As a Realtor, I have access to a lot of data that I like to overanalyze ad nauseam. I am a numbers person and would gladly stare at charts all day and theorize. Plus, as the Broker of a company, I feel like it is my duty to keep my agents abreast of the changes in our market, whether they welcome the info or not. In my opinion, we do not yet have enough data to make significant and accurate conclusions about the direction prices are headed towards in our real estate market. Further data for August should come out in the next week or so but waiting to see the September and October data will provide much clearer info to solidify a larger trend. I was looking at this particular chart below the other day that is available through our MLS, and that big drop from May to July is looking quite ominous. Is this the telltale sign that the market has topped?
Well, maybe for the immediate future, but not necessarily for the rest of the year. When you look at the rest of the chart and start working on some quick calculations, you will notice that we always have a summer slump before another leg up in the fall. In 2017, we had a 5% dip in median price from July to August. In 2018, we had a 5% dip from May to August. 2018 is a fun year to analyze because we were in a similar rate hiking environment like we currently are in. In 2019, we had a 4% dip from June to July. And then Covid came to town and really changed the dynamics. Even though we were booming with price appreciation, we still had slight summer slumps. The median price dipped 1.5% from August to September in 2020, which was a little late for the summer slump, but the market was weird that year. With the spring being basically off the table for showings, it makes sense that the season was extended. In 2021, we had a 1.5% dip from June to July too, and now we are talking about the craziest market I have ever seen.

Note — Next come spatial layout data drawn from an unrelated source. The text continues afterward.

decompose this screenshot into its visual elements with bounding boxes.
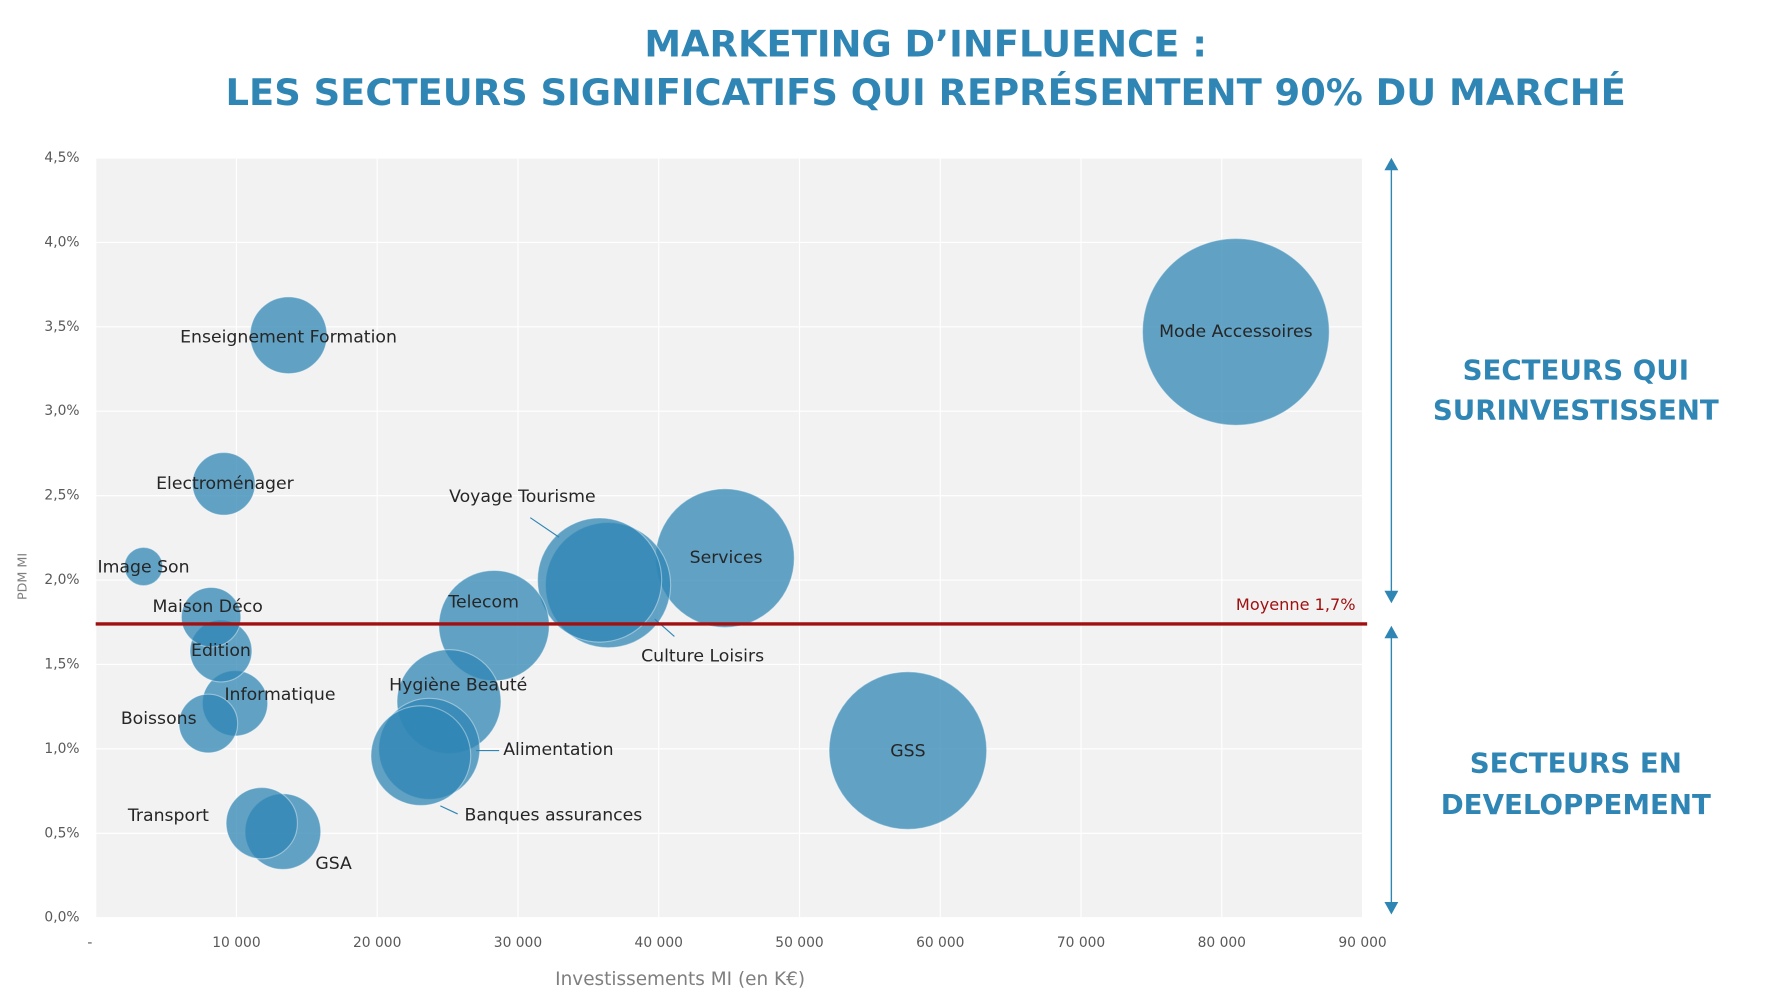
leader-line [440,805,458,815]
bubble [123,546,164,587]
data-label: Telecom [447,593,519,613]
data-label: Mode Accessoires [1159,322,1312,342]
x-tick-label: 40 000 [635,935,683,951]
x-tick-label: 90 000 [1338,935,1386,951]
data-label: Transport [127,806,209,826]
x-tick-label: 60 000 [916,935,964,951]
data-label: Edition [191,641,251,661]
x-tick-label: 50 000 [775,935,823,951]
bubble [249,296,328,375]
x-axis-label: Investissements MI (en K€) [555,969,805,990]
annotation: SECTEURS EN [1470,746,1682,779]
data-label: GSS [890,742,925,762]
x-tick-label: 30 000 [494,935,542,951]
data-label: Image Son [97,558,189,578]
x-tick-label: 80 000 [1198,935,1246,951]
data-label: Electroménager [156,474,295,494]
data-label: Services [690,548,763,568]
data-label: Voyage Tourisme [449,487,595,507]
chart-title: MARKETING D’INFLUENCE : [644,23,1207,66]
annotation: SECTEURS QUI [1463,353,1689,386]
x-tick-label: 10 000 [212,935,260,951]
data-label: GSA [315,854,352,874]
bubble [225,786,298,860]
y-tick-label: 1,0% [44,741,79,757]
y-tick-label: 2,5% [44,488,79,504]
y-tick-label: 3,0% [44,403,79,419]
data-label: Informatique [224,685,335,705]
y-tick-label: 1,5% [44,656,79,672]
bubble [180,586,242,648]
x-tick-label: 70 000 [1057,935,1105,951]
reference-label: Moyenne 1,7% [1236,595,1356,614]
leader-line [529,517,560,538]
y-tick-label: 4,5% [44,150,79,166]
data-label: Maison Déco [152,597,262,617]
bubble [536,517,663,643]
chart-subtitle: LES SECTEURS SIGNIFICATIFS QUI REPRÉSENT… [226,70,1626,114]
annotation: SURINVESTISSENT [1433,394,1719,427]
y-tick-label: 0,0% [44,910,79,926]
data-label: Hygiène Beauté [389,675,527,695]
x-tick-label: - [87,935,92,951]
arrows [1384,157,1399,915]
y-axis-label: PDM MI [15,553,30,600]
y-tick-label: 3,5% [44,319,79,335]
data-label: Alimentation [503,740,613,760]
data-label: Enseignement Formation [180,328,397,348]
bubble [191,451,256,516]
data-label: Boissons [121,709,197,729]
data-label: Banques assurances [465,806,643,826]
bubble [178,693,239,754]
bubble [1141,237,1330,426]
y-tick-label: 4,0% [44,234,79,250]
data-label: Culture Loisirs [641,647,764,667]
x-tick-label: 20 000 [353,935,401,951]
y-tick-label: 2,0% [44,572,79,588]
bubble [370,705,472,807]
leader-line [654,618,675,637]
bubble [828,671,988,830]
annotation: DEVELOPPEMENT [1441,788,1711,821]
y-tick-label: 0,5% [44,825,79,841]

So yes, here we are in 2022, and we have a 6% dip from May to July. That is not an insane percentage if you look at the historical data.

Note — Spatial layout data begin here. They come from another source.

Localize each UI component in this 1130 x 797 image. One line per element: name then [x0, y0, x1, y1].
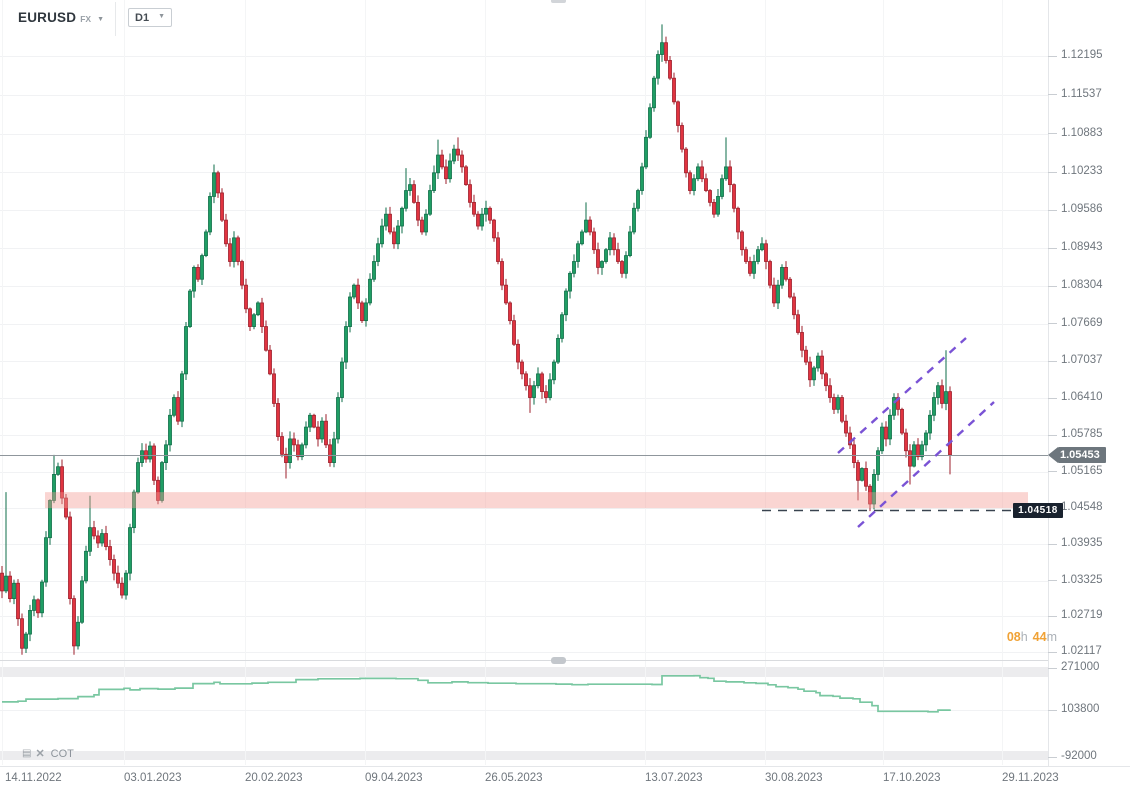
current-price-value: 1.05453 [1058, 446, 1106, 463]
indicator-axis-tick [1048, 756, 1057, 758]
price-axis-label: 1.11537 [1061, 87, 1102, 100]
current-price-arrow [1048, 446, 1058, 463]
time-axis-label: 13.07.2023 [645, 772, 703, 784]
time-axis-label: 20.02.2023 [245, 772, 303, 784]
chart-resize-handle-top[interactable] [551, 0, 566, 3]
toolbar-divider [115, 2, 116, 36]
indicator-name-label: COT [50, 748, 74, 760]
price-axis-tick [1048, 615, 1057, 617]
time-axis-label: 26.05.2023 [485, 772, 543, 784]
price-axis-label: 1.10883 [1061, 126, 1103, 139]
price-axis-label: 1.02117 [1061, 645, 1102, 657]
indicator-axis-tick [1048, 667, 1057, 669]
price-axis-label: 1.09586 [1061, 203, 1103, 216]
time-axis-label: 03.01.2023 [124, 772, 182, 784]
price-axis-tick [1048, 133, 1057, 135]
price-axis-tick [1048, 397, 1057, 399]
price-axis-tick [1048, 94, 1057, 96]
chevron-down-icon: ▼ [158, 13, 165, 20]
indicator-controls: ▤ ✕ COT [22, 747, 74, 761]
grid [0, 0, 1048, 660]
indicator-settings-icon[interactable]: ▤ [22, 748, 32, 759]
price-axis-label: 1.04548 [1061, 501, 1103, 514]
price-axis-tick [1048, 434, 1057, 436]
time-axis-label: 17.10.2023 [883, 772, 941, 784]
support-zone[interactable] [45, 492, 1028, 509]
timeframe-selector[interactable]: D1 ▼ [128, 8, 172, 27]
cot-line [2, 674, 951, 713]
current-price-badge: 1.05453 [1048, 446, 1106, 463]
trendline-lower[interactable] [857, 401, 995, 528]
indicator-axis-label: 271000 [1061, 661, 1100, 673]
price-axis-label: 1.03935 [1061, 537, 1103, 550]
price-axis-tick [1048, 247, 1057, 249]
price-axis-tick [1048, 580, 1057, 582]
timeframe-label: D1 [135, 11, 150, 24]
price-axis-label: 1.03325 [1061, 573, 1103, 586]
countdown-minutes: 44 [1032, 630, 1047, 644]
indicator-chart[interactable] [0, 661, 1048, 765]
price-axis-tick [1048, 323, 1057, 325]
price-axis-label: 1.08304 [1061, 279, 1103, 292]
price-axis-tick [1048, 55, 1057, 57]
candle-countdown: 08h 44m [980, 630, 1062, 644]
countdown-hours-unit: h [1020, 630, 1028, 644]
indicator-axis-tick [1048, 709, 1057, 711]
time-axis-label: 29.11.2023 [1002, 772, 1059, 784]
price-axis-tick [1048, 471, 1057, 473]
price-axis-tick [1048, 543, 1057, 545]
chevron-down-icon: ▼ [97, 16, 105, 23]
price-axis-label: 1.10233 [1061, 165, 1103, 178]
price-axis-tick [1048, 360, 1057, 362]
candles [0, 24, 952, 655]
indicator-zone [0, 751, 1048, 760]
alert-price-label[interactable]: 1.04518 [1013, 503, 1063, 518]
price-axis-label: 1.08943 [1061, 241, 1103, 254]
time-axis-label: 30.08.2023 [765, 772, 823, 784]
price-axis-label: 1.06410 [1061, 391, 1103, 404]
countdown-minutes-unit: m [1046, 630, 1057, 644]
price-axis-label: 1.07037 [1061, 354, 1103, 367]
time-axis[interactable]: 14.11.2022 03.01.2023 20.02.2023 09.04.2023… [0, 766, 1130, 797]
price-axis-tick [1048, 209, 1057, 211]
price-axis-tick [1048, 651, 1057, 653]
candlestick-chart[interactable] [0, 0, 1048, 660]
price-axis-tick [1048, 171, 1057, 173]
symbol-selector[interactable]: EURUSD FX ▼ [18, 10, 104, 25]
price-axis-label: 1.05785 [1061, 428, 1103, 441]
price-axis[interactable]: 1.12195 1.11537 1.10883 1.10233 1.09586 1.089… [1048, 0, 1130, 766]
indicator-close-icon[interactable]: ✕ [35, 748, 45, 760]
market-badge: FX [80, 14, 92, 24]
time-axis-label: 14.11.2022 [5, 772, 62, 784]
panel-divider-handle[interactable] [551, 657, 566, 664]
countdown-hours: 08 [1006, 630, 1021, 644]
indicator-zone [0, 667, 1048, 677]
price-axis-label: 1.02719 [1061, 609, 1103, 622]
price-axis-label: 1.07669 [1061, 316, 1103, 329]
price-axis-tick [1048, 285, 1057, 287]
price-axis-label: 1.05165 [1061, 464, 1103, 477]
indicator-axis-label: 103800 [1061, 703, 1100, 715]
panel-divider [0, 660, 1048, 661]
price-axis-label: 1.12195 [1061, 49, 1103, 61]
main-toolbar: EURUSD FX ▼ D1 ▼ [0, 0, 400, 38]
time-axis-label: 09.04.2023 [365, 772, 423, 784]
indicator-axis-label: -92000 [1061, 750, 1097, 762]
symbol-label: EURUSD [18, 10, 77, 25]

We still have a low inventory problem, and the unemployment rate in Charleston is 3% as of June, according to U.S. Bureau of Labor Statistics. All good metrics for further price appreciation ahead, but the macroeconomic environment is very murky and changing daily. From the March lows, inventory has been rising along with the increase in interest rates. According to this chart below taken from the MLS, we saw a 16% gain from March to April, 15% from April to May, 28% from May to June, and almost 24% from June to July.
I have been tracking levels in August, and although we are still adding, the accumulation rate is slowing pretty significantly. We have a long way to go before levels scream buyer’s market. Although unemployment is ticking up slightly from the April low of 2.3% (link), I suspect a more significant move in the unemployment rate would need to come first to swing the pendulum in the other direction from a seller’s market.
As you can tell, I am not willing to say with certainty where our median prices are heading. The summer slump exists, and we are definitely feeling it, but fall is right around the corner. We will keep you posted when the crystal ball gets clearer.